Discussion:
Severe cutaneous adverse reactions (SCARs) are a class of life-threatening adverse drug responses affecting the skin and the mucosal surfaces (oral, genital, ocular etc). They can cause severe damages to internal organs in more critical cases. [4]
Drug reaction with eosinophilia and systemic symptoms (DRESS) is part of SCARs and it constitutes a challenge with regard to diagnosis, management, and treatment. [4]
The pathophysiology of DRESS is not yet fully understood. It has been suggested that certain drugs may cause hypersensitivity reactions in patients with genetic or acquired mutations in the drug metabolism pathways, due to abnormal production and detoxification of their active metabolites. Allopurinol was introduced in 1963 as a uric acid-lowering drug. Its mechanism of action involves its conversion to oxypurinol after being absorbed. It is speculated that excessive oxypurinol can cause tissue damage, trigger immune response, and produce antibodies against tissue components. Others have invoked cell-mediated immunity [5] [6]. Virus reactivation, especially human herpes virus 6 (HHV-6), has been considered an important factor in the pathogenesis of DRESS syndrome [7]
Several diagnostic criteria have been utilized to standardize DRESS diagnosis.

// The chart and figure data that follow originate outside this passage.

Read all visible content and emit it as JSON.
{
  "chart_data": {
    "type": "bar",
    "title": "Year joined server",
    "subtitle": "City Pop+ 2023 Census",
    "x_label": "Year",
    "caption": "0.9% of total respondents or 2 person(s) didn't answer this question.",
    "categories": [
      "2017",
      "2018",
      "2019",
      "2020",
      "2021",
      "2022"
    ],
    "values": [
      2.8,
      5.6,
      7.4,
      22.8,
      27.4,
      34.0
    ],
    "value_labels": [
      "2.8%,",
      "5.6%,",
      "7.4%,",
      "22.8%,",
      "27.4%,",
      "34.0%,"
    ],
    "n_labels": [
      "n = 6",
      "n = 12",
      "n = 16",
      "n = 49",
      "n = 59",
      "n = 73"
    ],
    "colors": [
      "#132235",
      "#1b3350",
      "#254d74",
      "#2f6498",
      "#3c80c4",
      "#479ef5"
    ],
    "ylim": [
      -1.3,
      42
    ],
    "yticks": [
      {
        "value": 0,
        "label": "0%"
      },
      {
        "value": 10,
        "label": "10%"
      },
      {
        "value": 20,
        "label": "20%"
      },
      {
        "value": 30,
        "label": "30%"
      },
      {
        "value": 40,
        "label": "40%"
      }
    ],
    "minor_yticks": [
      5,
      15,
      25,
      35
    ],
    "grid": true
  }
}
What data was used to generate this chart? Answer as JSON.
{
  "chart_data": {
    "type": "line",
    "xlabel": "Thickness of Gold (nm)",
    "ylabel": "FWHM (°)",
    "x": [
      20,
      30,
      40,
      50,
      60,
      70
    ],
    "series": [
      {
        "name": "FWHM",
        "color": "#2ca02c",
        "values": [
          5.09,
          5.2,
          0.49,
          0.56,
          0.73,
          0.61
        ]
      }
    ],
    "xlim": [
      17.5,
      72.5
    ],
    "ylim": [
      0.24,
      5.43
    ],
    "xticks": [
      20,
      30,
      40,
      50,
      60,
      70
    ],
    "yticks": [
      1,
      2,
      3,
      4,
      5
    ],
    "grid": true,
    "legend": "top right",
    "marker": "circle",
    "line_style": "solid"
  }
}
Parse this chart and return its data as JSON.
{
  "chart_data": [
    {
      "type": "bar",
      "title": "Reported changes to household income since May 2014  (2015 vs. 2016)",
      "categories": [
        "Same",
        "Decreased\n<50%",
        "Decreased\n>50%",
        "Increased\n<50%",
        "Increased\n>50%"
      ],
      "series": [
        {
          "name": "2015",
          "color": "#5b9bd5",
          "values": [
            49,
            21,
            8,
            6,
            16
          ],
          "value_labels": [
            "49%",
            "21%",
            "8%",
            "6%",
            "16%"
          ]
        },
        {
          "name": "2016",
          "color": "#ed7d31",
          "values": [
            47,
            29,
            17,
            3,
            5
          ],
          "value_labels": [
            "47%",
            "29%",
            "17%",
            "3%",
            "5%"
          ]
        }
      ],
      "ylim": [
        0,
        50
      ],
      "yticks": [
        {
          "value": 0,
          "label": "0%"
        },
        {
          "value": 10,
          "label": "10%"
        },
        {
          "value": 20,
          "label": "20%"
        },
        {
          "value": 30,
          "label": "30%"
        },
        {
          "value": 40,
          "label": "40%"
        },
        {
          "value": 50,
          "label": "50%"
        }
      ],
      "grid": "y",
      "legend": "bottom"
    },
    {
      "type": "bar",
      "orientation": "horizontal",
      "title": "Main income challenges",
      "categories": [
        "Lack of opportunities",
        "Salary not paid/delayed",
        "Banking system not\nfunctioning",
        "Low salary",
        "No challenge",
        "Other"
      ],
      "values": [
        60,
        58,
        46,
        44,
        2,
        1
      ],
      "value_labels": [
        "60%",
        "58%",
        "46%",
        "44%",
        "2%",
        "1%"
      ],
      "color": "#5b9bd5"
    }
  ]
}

Bocquet et al. were the first to propose criteria for the diagnosis of DRESS in 1996 [8] [Table 1].In 2007 [Table 1], the Registry of Severe Cutaneous Adverse Reaction (RegiSCAR) group added criteria to diagnose DRESS syndrome and a scoring system to provide a more precise definition. [Table 2,3] [9]. This system tends to be the most widely used and accepted tool. Another set of diagnostic criteria was proposed by a Japanese group[10] [Table 4, 5]. The use of this Japanese model is limited because it requires laboratory measurement of Ig G anti HHV6, which is not routinely available. Using the RegiSCAR scoring system, our patient’s score was 6, indicating that it was a definite case of DRESS syndrome.
Drug history was the key to diagnosis in our case as Allopurinol had been incriminated in several cases of Allopurinol-induced Dress syndrome. [11]
Diagnosis of (DRESS) is still challenging on multiple levels despite the presence of well-defined criteria. Dermatological involvement presents a notable overlap among the other SCARs, such as Stevens-Johnson syndrome (SJS), Toxic Epidermal Necrolysis (TEN), and acute generalized exanthematous pustulosis (AGEP). No pathognomonic skin rash pattern for DRESS is available. [12] Systemic symptoms and negative Nikolsky’s sign are two clinical indicators differenciating DRESS from other maculopapular drug eruptions. Skin biopsy is the gold standard for diagnosis. Subepidermal bullae are present in SJS/TEN; however, eosinophilic infiltrate is present in DRESS.
The timing of cutaneous manifestations is also challenging in terms of diagnosis because DRESS and SJS/TEN overlap. Indeed, SJS usually occurs within 1 to 3 weeks while DRESS occurs within 6 weeks of the drug administration [13] as observed in our patient.
Other differential diagnoses for DRESS syndrome include acute infections (viral exanthemas, streptococcal, and staphylococcal shock syndrome), autoimmune diseases (hypereosinophilic syndrome, and Kawasaki disease), and neoplastic diseases (lymphomas) [14].
Involvement of the oral mucosa and the vermillion border in DRESS syndrome is frequent. The usually encountered manifestations are nonspecific, including cheilitis [15], erosions [16], crusting lips [17], and edema [3] as observed in the reported case.
There are no specific treatment guidelines for DRESS syndrome management. The only definitive treatment is to identify and eliminate the culprit drug. [18] In our case, Allopurinol cessation led to healing in 15 days.
For patients with internal organ involvement, systemic corticosteroids are the main treatment. It is recommended to use medium to high doses of systemic corticosteroids until clinical improvement and laboratory normalization are obtained [ 19].